A la libération du camp, la vie de ces hommes libres ne tient qu'à un fil. C'est le difficile retour des survivants, parmi ceux qui ne pourront jamais les comprendre, ceux qui se sont tus, ceux qui n'ont rien fait et ne veulent pas voir. Et l'attitude des rescapés est si différente, faut-il se taire ou parler ? Se taire pour survivre, ou parler parce qu'il ne faut jamais oublier ? Tomas Kiss va fuir encore, et Paris sera son refuge, la ville où il va renaitre et enfin vivre.
Jusqu'au jour où Véronique Mougin pose cette histoire sur le papier, parce qu'il faut dire, se souvenir, parce qu'il ne faudra jamais oublier que même le pire peut à nouveau arriver.
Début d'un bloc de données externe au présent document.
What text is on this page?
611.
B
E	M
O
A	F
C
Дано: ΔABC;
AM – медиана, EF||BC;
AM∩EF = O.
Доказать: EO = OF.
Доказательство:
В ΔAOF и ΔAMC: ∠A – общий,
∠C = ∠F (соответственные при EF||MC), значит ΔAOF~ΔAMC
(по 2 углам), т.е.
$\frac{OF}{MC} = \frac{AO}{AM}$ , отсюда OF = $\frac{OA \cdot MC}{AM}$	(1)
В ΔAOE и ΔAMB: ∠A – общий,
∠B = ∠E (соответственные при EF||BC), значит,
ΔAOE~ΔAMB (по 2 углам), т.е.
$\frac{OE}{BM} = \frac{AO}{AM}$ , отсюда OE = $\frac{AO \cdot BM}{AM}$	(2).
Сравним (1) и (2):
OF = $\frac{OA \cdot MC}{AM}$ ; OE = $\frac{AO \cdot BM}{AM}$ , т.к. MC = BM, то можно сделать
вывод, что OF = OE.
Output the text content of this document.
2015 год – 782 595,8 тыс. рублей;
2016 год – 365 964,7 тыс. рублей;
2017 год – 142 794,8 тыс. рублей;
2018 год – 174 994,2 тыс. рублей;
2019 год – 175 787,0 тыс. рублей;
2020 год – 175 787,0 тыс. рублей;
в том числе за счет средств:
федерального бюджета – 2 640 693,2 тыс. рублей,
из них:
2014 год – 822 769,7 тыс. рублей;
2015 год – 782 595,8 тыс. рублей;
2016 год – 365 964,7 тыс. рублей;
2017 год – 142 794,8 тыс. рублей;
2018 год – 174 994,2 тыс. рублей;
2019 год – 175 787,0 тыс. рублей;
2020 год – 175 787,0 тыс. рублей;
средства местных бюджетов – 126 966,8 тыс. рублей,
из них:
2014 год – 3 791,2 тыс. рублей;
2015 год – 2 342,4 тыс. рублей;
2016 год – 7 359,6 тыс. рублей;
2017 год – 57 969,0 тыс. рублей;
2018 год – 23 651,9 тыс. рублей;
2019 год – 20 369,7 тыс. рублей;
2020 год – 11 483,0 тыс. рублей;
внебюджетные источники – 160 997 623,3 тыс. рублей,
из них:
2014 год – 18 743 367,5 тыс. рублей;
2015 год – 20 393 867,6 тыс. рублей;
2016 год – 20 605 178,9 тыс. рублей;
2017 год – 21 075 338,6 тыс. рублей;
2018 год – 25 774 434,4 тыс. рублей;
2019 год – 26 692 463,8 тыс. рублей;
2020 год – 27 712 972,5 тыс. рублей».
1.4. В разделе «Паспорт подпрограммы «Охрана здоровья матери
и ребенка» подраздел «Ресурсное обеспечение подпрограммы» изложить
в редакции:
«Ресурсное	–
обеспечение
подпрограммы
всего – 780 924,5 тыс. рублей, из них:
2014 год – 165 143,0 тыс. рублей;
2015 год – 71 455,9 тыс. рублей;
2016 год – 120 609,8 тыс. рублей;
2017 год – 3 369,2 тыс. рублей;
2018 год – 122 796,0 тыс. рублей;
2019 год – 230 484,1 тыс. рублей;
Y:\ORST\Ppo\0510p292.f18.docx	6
Pour comprendre que même du pire peut surgir le meilleur et que le courage, l'envie de vivre, de connaitre le bonheur ne sont pas des évidences. Véronique Mougin trouve les mots justes pour exprimer aussi bien la légèreté que l'horreur, avec une finesse d'analyse des situations, des tempéraments, des caractères, qui fait vivre le lecteur au plus près de la monstruosité des camps. Un magnifique roman à découvrir !
chronique complète ici https://domiclire.wordpress.com/2018/02/17/ou-passe-laiguille-veronique-mougin/
Lien : https://domiclire.wordpress...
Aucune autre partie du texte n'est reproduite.